同議員は、アマゾンの動きが明らかになったことで、個人情報保護の強化に向けて超党派で行動する必要性が浮き彫りになったとの見解を示した。連邦議会は個人情報保護を巡りこう着状態にあるため、重要法案の通過は長年実現していない。  

個人情報保護法案をここ数年提出しているロン・ワイデン上院議員(オレゴン州、民主党)は、アマゾンなどの企業が「巨額の費用を投じて州法を骨抜きにしており」、連邦議会でも法律の実効性が「無価値まで」弱まることを期待している実態が、ロイターの報道で明らかになったと述べた。  

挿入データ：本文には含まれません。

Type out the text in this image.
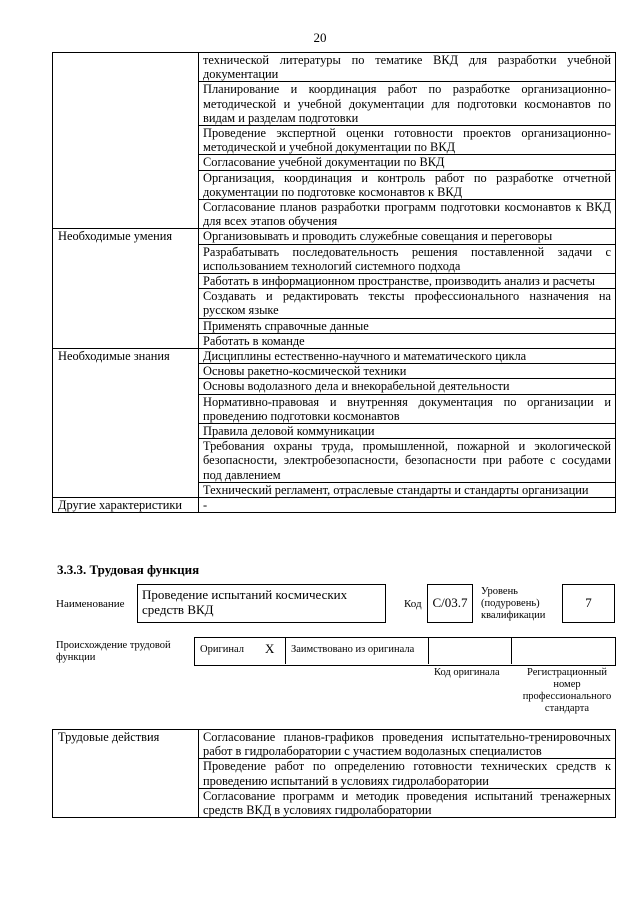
20
	технической литературы по тематике ВКД для разработки учебной документации
	Планирование и координация работ по разработке организационно-методической и учебной документации для подготовки космонавтов по видам и разделам подготовки
	Проведение экспертной оценки готовности проектов организационно-методической и учебной документации по ВКД
	Согласование учебной документации по ВКД
	Организация, координация и контроль работ по разработке отчетной документации по подготовке космонавтов к ВКД
	Согласование планов разработки программ подготовки космонавтов к ВКД для всех этапов обучения
Необходимые умения	Организовывать и проводить служебные совещания и переговоры
	Разрабатывать последовательность решения поставленной задачи с использованием технологий системного подхода
	Работать в информационном пространстве, производить анализ и расчеты
	Создавать и редактировать тексты профессионального назначения на русском языке
	Применять справочные данные
	Работать в команде
Необходимые знания	Дисциплины естественно-научного и математического цикла
	Основы ракетно-космической техники
	Основы водолазного дела и внекорабельной деятельности
	Нормативно-правовая и внутренняя документация по организации и проведению подготовки космонавтов
	Правила деловой коммуникации
	Требования охраны труда, промышленной, пожарной и экологической безопасности, электробезопасности, безопасности при работе с сосудами под давлением
	Технический регламент, отраслевые стандарты и стандарты организации
Другие характеристики	-
3.3.3. Трудовая функция
Наименование
Проведение испытаний космических средств ВКД	Код C/03.7
Уровень (подуровень) квалификации
7
Происхождение трудовой функции
Оригинал X Заимствовано из оригинала
Код оригинала	Регистрационный номер профессионального стандарта
Трудовые действия	Согласование планов-графиков проведения испытательно-тренировочных работ в гидролаборатории с участием водолазных специалистов
	Проведение работ по определению готовности технических средств к проведению испытаний в условиях гидролаборатории
	Согласование программ и методик проведения испытаний тренажерных средств ВКД в условиях гидролаборатории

消費者保護に関する下院小委員会の議長を務めるジャン・シャコウスキー下院議員(イリノイ州、民主党)は、「彼ら(アマゾン)は自分たちの利益と、声の録音データや顔のスキャンデータを含む消費者の個人情報を掘る権利を守ってくれる個人情報保護法を支持する、ということだ」と指摘し、「連邦議会はそのような考えにはなく、われわれは脅されない」と明言した。  

他の議員2人はマーシャ・ブラックバーン上院議員(テネシー州、共和党)とスーザン・デルベネ下院議員(ワシントン州、民主党)で、やはりロイターの報道で連邦議会が消費者保護に動く必要性が明らかになったと述べた。